Today the disciples huddle together behind locked doors.  They likely had heard the Magdalene’s report (she might even be among them) but it didn’t make any difference.  They are frightened and laying low three days after Jesus’ crucifixion, afraid of what might happen next.

They’re trying to lock out enemies.  And a friend walks in.  Inexplicably, Jesus stands among them, offers a blessing of peace, and shows them his wounds.  Great joy and celebration ensue.  Then he breathes upon them and tells them to receive the Holy Spirit.

This act of breathing Spirit upon the disciples also echoes the creation stories of Genesis. God breathed life into the original human, who came from the earth.  In echoing the creation story, John reminds us once again that in resurrection the cosmos and everything within it is recreated.  New life is being breathed into the world.

And the breath still moves among us.  That’s a hard to grasp idea, but I tried to get to in a poem I wrote a couple years ago:

Taking It All In

I like to think of sharing air with sweet Jesus,

smiling and sorrowful and conjuring strong blessings.

I like remembering today’s air gave life to Lord Buddha,

steadily attaining the mind’s release.

Did the dust I inhale once make him sneeze?

 

I know this air carries also

the saliva from a slave woman’s scream.

 

I like to imagine the otter’s splash

and the rain forest’s rhythms

forming the vapor lining my lungs.

 

All the earth enters me through this breath,

singular and slow

each atom already awakened

through infinite lives

shaped astonishingly

pulsing now through mine.

 

Imagine that some of the air Jesus breathed is in this room, now.  The air enlivened by his breath of Spirit moves among us, re-creating us.  You might think of it, I suppose, as Jesus performing CPR upon the world.  That is the spiritual possibility pointed to by today’s scripture.

“Receive the Holy Spirit,” Jesus says in verse 22 in most translations.  The Complete Gospels translates that verse to read, “Here is some Holy Spirit.

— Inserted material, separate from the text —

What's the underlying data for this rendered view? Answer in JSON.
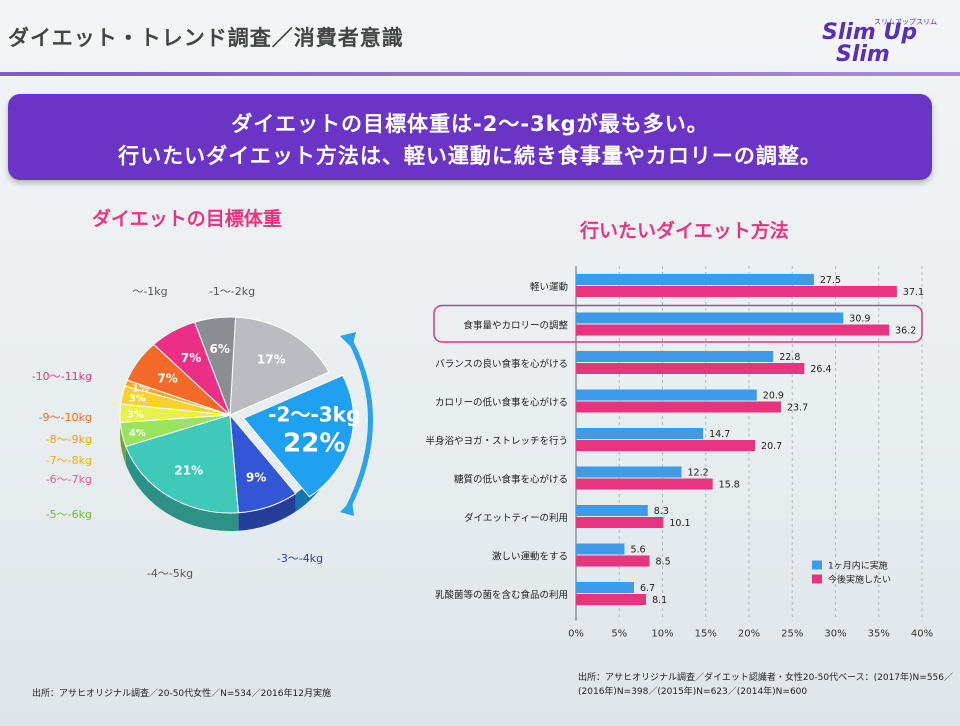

Take it.”  In that rendering if the Greek, it seems to me that the disciples (or us) are given a choice.  Take it.  Or leave it.  Receiving the Spirit requires some willingness.  And some attentiveness.

But attentiveness to what?  There’s a lot going on in this passage.  It’s worth noticing, though, that Jesus says “Peace be with you” three times.  That makes it the most important message the writer wants us to hear.  Peace be with you.  May your relationships be restored.  May you know wholeness and healing.  May you be well.  May you walk in peace.  The manifestation of life’s power over death is the blessing of peace.  That blessing also still moves and vibrates in the air around us, just as the Spirit breathed upon the disciples dwells in the atmosphere.

Yet still, like the first disciples, we spend time locked up, sheltering in place.  We try to hide ourselves or protect ourselves from danger and risk and challenge.  We may huddle up inside of jobs and bank accounts and safe homes and routines that keep us safe from disruptions in our individual lives (we hope).  And despite whatever walls we put around ourselves, whatever doors we lock, the risen Christ can appear (though in ways we might not see).  Life, and the power of life, and the reality of new creation, persist and overcome.

The air that moves among us carries words of blessing and the Spirit of new creation, as surely as it did for the disciples.  It finds its way into whatever rooms we hide away in.  The Divine comes among us, still, and says “Here is some Spirit.  Take it.”

May we have the courage to accept the invitation and lay claim to the vibrant creation it offers.